O presidente dos Estados Unidos, Donald Trump, afirmou que seu objetivo é alcançar a paz em escala global. A declaração foi feita nesta quinta-feira (22), durante a oficialização de seu Conselho da Paz. "Vamos ter paz no mundo", assegurou.

"Será uma paz bela, duradoura e gloriosa para essa região e para todo o mundo, porque eu chamo o mundo de uma região. O mundo é uma região", afirmou Trump, acrescentando que sua iniciativa visa garantir a estabilidade em todo o planeta, e não apenas na Faixa de Gaza.
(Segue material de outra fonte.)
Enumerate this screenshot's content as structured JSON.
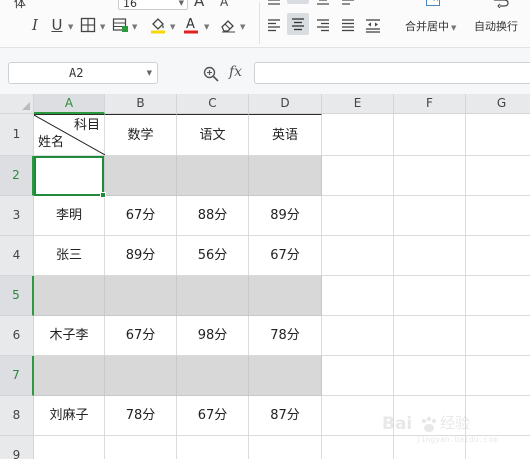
{
  "ribbon": {
    "font_name_fragment": "体",
    "font_size": "16",
    "grow_font_label": "A",
    "shrink_font_label": "A",
    "italic_label": "I",
    "underline_label": "U",
    "merge_center_label": "合并居中",
    "auto_wrap_label": "自动换行",
    "accent_colors": {
      "font_color": "#e02020",
      "highlight": "#f5d800",
      "merge_icon": "#4a86c6"
    }
  },
  "formula_bar": {
    "name_box": "A2",
    "fx_label": "fx",
    "formula_value": ""
  },
  "sheet": {
    "columns": [
      "A",
      "B",
      "C",
      "D",
      "E",
      "F",
      "G"
    ],
    "selected_column": "A",
    "rows": [
      "1",
      "2",
      "3",
      "4",
      "5",
      "6",
      "7",
      "8",
      "9"
    ],
    "selected_rows": [
      "2",
      "5",
      "7"
    ],
    "active_cell": "A2",
    "header_cell_subject": "科目",
    "header_cell_name": "姓名",
    "header_subjects": [
      "数学",
      "语文",
      "英语"
    ],
    "records": [
      {
        "name": "李明",
        "scores": [
          "67分",
          "88分",
          "89分"
        ]
      },
      {
        "name": "张三",
        "scores": [
          "89分",
          "56分",
          "67分"
        ]
      },
      {
        "name": "木子李",
        "scores": [
          "67分",
          "98分",
          "78分"
        ]
      },
      {
        "name": "刘麻子",
        "scores": [
          "78分",
          "67分",
          "87分"
        ]
      }
    ],
    "grid_color": "#dadbdd",
    "highlight_row_color": "#d8d8d8",
    "selection_color": "#1f8b3a"
  },
  "watermark": {
    "brand_text": "经验",
    "url": "jingyan.baidu.com"
  }
}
Em discurso, o chefe da Casa Branca também sustentou que a situação internacional melhorou de forma significativa no último ano: "Hoje o mundo é mais rico, mais seguro e muito mais pacífico do que era há apenas um ano", declarou, enfatizando que a atual administração conseguiu apagar vários focos de conflito que "muita gente nem sabia que existiam".

A iniciativa foi apresentada após o envio de convites a cerca de 60 países para integrarem o Conselho da Paz. Nesta quinta-feira, o documento foi assinado por representantes de 18 nações.

Para conhecer o plano de Trump para Gaza em detalhes, leia nosso artigo.

França, Alemanha, Reino Unido e Noruega, contudo, manifestaram ceticismo em relação ao plano promovido por Washington.

Preocupações sobre os poderes do conselho

Reportagens da imprensa indicam que a organização criada por Trump poderia competir com a ONU. O Financial Times relata que o documento que estabelece o Conselho enfatiza a necessidade de um "órgão internacional de construção da paz mais ágil e eficaz".

"O Conselho da Paz é uma organização internacional que busca promover a estabilidade, restaurar a governança confiável e legal, e garantir uma paz duradoura em áreas afetadas ou ameaçadas por conflitos", afirma a carta citada pelo FT.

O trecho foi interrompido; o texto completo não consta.